Michelle Slater
EnergyAustralia has announced it will close the Yallourn Power Station by mid-2028, four years earlier than its slated closure date of 2032.
The company told its Yallourn workers the news via a text message yesterday morning before later making a more formal public announcement at the Yallourn Bowling Club.
EnergyAustralia managing director Catherine Tanna said the company had made the agreement to close the station with the Victorian government.
The plan includes a $10 million worker transition package to re-skill and retrain workers, retirement packages or to offer jobs involved in decommissioning the plant and mine rehabilitation.
“Today is day one of sitting down and developing that transition plan with our people and to understand what works for them,” Ms Tanna said.
“Meanwhile, we can’t forget that this may be a tough time for our people at Yallourn, some of whom have had family working at that plant for decades.
“We will rightly be judged by our actions and not what we say, and with that, the real work starts.”
EnergyAustralia has also made a commitment to build a four-hour 350 megawatt battery to be co-located at the Jeeralang gas plant by 2026, providing about 80 jobs to build it.
Ms Tanna also assured that the company would run its maintenance program at Yallourn until 2028, with a large outage planned for unit two later this year.
“We do not pretend that a battery is a like-for-like replacement for Yallourn either in terms of what service it provides to the system or jobs it creates,” Ms Tanna said.
EnergyAustralia had decided to close Yallourn as more renewables were coming into the market, meaning less coal was required in the system.
Ms Tanna said seven years closure notice would provide clarity for the energy market to plan for a “smooth transition” while delivering “more affordable [retail energy] prices for all customers”.

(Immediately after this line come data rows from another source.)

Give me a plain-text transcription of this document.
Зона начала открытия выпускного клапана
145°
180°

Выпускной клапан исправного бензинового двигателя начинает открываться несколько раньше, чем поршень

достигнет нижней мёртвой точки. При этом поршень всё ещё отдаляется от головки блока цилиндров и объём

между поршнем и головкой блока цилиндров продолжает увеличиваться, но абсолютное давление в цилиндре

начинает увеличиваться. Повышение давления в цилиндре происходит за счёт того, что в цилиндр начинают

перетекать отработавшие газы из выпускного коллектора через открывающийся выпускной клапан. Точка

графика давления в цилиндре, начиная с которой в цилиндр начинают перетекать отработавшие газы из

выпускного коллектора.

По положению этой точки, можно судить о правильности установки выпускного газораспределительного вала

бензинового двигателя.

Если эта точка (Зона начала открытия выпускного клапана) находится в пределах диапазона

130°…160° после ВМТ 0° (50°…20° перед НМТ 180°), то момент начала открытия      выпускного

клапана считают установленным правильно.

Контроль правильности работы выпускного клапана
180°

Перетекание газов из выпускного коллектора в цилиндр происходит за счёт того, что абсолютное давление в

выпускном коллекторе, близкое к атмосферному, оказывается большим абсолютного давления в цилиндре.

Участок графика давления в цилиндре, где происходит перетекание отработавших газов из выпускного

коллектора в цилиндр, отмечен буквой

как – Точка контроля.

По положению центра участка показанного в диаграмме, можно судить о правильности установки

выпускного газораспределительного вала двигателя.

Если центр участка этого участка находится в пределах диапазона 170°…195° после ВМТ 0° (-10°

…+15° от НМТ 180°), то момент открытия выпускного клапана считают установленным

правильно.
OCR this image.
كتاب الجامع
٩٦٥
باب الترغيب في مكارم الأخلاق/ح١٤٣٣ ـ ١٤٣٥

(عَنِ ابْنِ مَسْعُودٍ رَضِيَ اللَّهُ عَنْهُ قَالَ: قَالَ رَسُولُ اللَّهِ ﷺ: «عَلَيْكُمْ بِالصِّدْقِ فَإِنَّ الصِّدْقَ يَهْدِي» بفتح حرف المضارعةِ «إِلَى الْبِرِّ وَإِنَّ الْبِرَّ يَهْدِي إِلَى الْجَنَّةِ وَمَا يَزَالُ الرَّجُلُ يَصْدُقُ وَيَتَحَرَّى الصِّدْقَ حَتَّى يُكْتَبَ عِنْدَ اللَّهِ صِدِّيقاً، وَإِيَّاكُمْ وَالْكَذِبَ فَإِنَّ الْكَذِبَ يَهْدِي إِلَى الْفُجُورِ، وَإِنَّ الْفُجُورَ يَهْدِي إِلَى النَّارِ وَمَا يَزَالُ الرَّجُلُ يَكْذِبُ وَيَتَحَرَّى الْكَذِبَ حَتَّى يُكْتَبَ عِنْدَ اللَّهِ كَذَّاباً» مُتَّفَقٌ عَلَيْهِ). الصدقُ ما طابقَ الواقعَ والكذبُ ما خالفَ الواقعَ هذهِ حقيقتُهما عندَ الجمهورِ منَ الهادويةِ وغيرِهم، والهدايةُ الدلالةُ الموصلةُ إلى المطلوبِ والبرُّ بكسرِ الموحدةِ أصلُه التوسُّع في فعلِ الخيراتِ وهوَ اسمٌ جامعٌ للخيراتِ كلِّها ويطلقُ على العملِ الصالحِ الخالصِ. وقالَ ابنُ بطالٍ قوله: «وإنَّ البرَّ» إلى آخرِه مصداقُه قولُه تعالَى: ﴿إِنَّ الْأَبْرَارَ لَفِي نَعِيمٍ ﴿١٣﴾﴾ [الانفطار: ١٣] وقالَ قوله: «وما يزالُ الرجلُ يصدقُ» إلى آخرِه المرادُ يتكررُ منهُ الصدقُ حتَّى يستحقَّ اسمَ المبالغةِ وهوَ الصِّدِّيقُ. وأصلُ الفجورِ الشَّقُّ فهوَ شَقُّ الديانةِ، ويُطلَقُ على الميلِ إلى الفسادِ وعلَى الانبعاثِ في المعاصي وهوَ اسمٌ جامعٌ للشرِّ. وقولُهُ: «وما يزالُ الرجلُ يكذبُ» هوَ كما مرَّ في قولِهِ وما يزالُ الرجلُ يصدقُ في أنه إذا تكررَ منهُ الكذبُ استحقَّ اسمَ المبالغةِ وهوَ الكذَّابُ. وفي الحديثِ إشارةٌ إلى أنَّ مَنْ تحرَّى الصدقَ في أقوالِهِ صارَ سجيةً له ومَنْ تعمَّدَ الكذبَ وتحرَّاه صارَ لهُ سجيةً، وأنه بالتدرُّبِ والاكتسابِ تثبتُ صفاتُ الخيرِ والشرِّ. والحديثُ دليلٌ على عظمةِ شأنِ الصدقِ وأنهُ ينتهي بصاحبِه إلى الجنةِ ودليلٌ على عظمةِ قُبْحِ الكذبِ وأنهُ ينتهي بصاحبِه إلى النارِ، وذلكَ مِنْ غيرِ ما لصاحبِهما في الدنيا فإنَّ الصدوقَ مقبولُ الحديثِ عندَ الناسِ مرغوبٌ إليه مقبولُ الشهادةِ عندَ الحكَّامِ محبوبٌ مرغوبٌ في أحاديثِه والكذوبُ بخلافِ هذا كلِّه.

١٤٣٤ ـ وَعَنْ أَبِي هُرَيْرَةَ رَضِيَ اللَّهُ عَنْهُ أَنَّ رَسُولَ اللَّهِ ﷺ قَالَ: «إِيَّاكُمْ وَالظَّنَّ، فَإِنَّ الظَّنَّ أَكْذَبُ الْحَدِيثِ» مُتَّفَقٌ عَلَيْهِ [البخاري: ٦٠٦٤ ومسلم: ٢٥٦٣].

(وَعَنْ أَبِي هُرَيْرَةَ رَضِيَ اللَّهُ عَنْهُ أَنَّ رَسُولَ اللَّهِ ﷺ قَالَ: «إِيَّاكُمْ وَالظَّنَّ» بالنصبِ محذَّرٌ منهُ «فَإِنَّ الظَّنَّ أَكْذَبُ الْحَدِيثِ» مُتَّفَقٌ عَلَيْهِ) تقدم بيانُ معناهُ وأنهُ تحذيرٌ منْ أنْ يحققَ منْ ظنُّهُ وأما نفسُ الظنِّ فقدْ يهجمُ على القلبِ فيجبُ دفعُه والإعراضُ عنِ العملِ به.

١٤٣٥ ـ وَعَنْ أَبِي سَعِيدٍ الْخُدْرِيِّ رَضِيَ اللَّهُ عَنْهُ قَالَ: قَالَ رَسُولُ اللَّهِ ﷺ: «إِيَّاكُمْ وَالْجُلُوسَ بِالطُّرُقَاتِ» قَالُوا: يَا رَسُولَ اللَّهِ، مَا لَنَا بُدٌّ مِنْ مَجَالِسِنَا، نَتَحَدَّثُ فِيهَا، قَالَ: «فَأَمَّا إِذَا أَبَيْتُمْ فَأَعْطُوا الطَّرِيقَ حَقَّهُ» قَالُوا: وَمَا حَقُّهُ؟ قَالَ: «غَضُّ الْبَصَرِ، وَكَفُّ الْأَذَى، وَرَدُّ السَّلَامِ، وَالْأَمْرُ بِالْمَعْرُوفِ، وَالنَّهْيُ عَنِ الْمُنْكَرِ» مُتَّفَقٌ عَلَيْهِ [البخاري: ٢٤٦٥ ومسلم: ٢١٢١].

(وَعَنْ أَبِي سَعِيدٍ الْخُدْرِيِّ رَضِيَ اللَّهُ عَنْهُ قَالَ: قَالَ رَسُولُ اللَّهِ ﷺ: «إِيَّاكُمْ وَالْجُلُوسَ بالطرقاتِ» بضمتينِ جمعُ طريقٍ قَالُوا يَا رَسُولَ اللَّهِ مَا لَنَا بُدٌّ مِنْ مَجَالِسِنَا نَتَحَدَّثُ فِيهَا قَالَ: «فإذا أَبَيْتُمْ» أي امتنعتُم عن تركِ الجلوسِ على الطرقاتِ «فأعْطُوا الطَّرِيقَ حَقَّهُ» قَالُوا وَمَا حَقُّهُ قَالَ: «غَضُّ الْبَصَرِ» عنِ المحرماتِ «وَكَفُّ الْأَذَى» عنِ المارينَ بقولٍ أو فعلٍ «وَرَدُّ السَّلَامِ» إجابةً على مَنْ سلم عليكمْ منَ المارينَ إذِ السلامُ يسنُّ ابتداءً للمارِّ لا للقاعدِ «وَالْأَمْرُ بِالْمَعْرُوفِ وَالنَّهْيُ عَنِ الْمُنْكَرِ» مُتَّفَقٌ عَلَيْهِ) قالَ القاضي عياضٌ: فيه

She said the 2028 date would also allow for the Jeeralang battery to come online two years before the station closed.
However, she also did not rule out building another gas fired plant in Victoria as part of the energy transition, if this is what the market demanded.
“Energy transition is real and its happening faster than what people had forecast five or 10 years ago, nobody thought just how fast this energy transition would be,” Ms Tanna said.
“It’s no secret that the future of all coal fired power stations has been questioned a lot. This agreement gives clarity to the workforce at Yallourn, and help them plan their future careers.”